Kamis, 27 Mei 2010

AMBISI EKONOMIS MEMBUAT KEPUNAHAN SATWA LIAR

Suaka Margasatwa Berubah Menjadi Perkebunan Kelapa Sawit
Suaka Margasatwa Balai Raja di Desa Sebanga, Duri, Riau, telah lenyap. Kawasan hutan seluas 16.000 hektar yang pada awal 1990-an ditetapkan sebagai areal konservasi gajah itu kini hampir tidak ada lagi karena sudah menjadi perkebunan kelapa sawit. Pusat Latihan Gajah yang disahkan Gubernur Riau pada Juni 1992 sebagai kawasan konservasi gajah seluas 5.873 hektar merupakan satu kesatuan kawasan dengan Suaka Margasatwa Balai Raja hanya tersisa 50 hektar. Saat ini seluruh Suaka Margasatwa sudah hilang, sementara kawanan gajah tidak jadi direlokasi dan kawanan gajah liar saat ini kerap masuk pemukiman penduduk.

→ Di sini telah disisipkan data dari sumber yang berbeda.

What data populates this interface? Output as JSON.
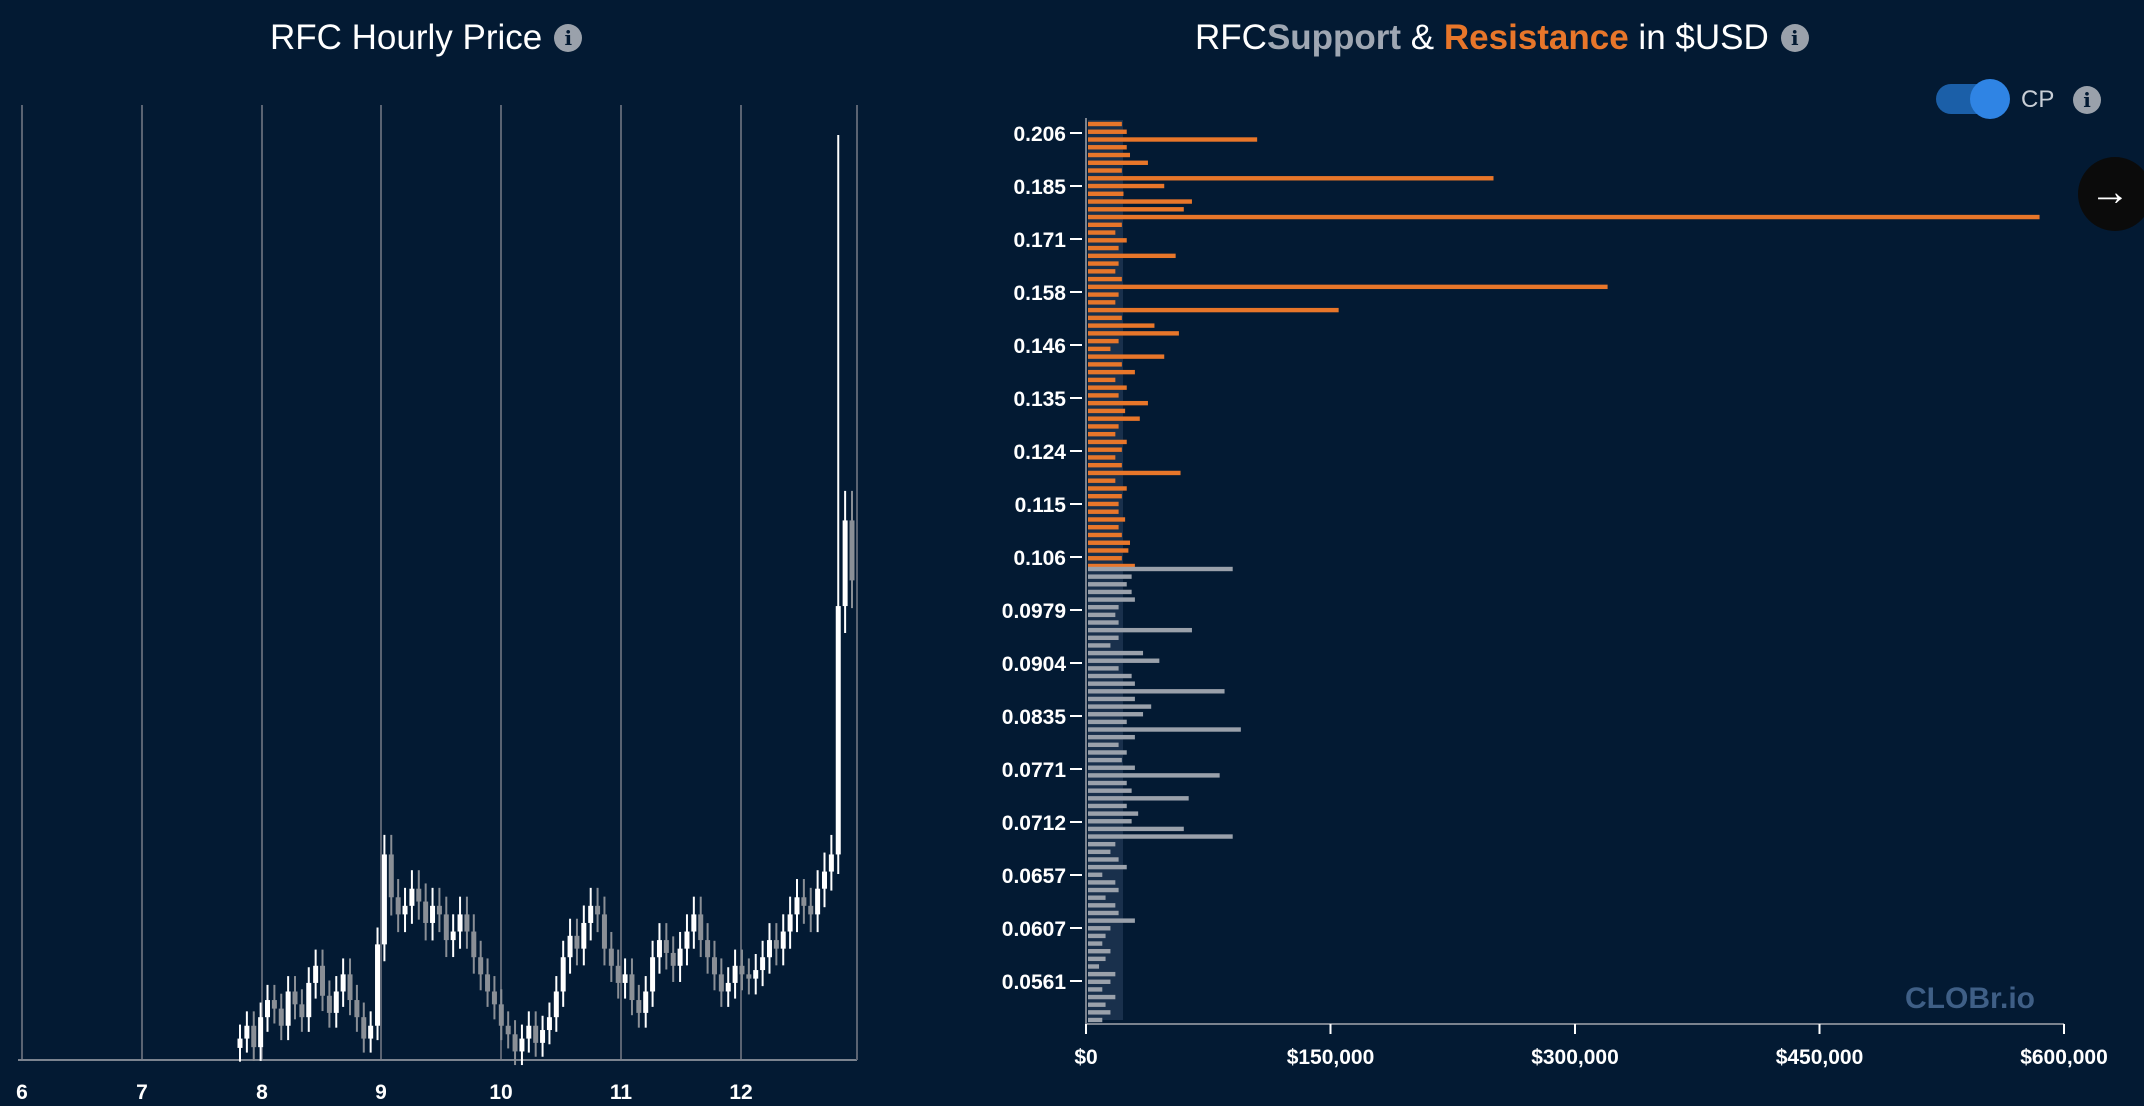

Sisa hutan yang 50 hektar pun tidak layak disebut hutan. Lahan itu berupa semak belukar dari rawa-rawa yang ada disekeliling kawasan Pusat Latihan Gajah. Kawasan perumahan pegawai Pusat Latihan Gajah pun kini sudah ditanami kelapa sawit. Dilapangan, lahan yang tersisa hanyalah tempat bermain gajah seluas sekitar 2 hektar. Apabila akan terjadi seperti ini terus dipastikan gajah-gajah asli dari Sumatera akan punah dan gajah-gajah liar dipastikan akan memasuki desa-desa warga untuk mencari makanannya.
Tidak hanya gajah-gajah asli Sumatera yang akan mengalami kepunahan, satwa liar Maleo di Sulawesi dapat terancam juga, karena sejumlah ahli satwa nasional menyatakan prihatin atas menurunnya populasi burung maleo 20 tahun terakhir. Dalam konferensi internasional mengenai maleo di Tomohon Sulawesi Utara, sejumlah ahli satwa menyatakan, perlindungan terhadap maleo adalah hal mendesak mengingat maraknya perburuan maleo oleh masyarakat.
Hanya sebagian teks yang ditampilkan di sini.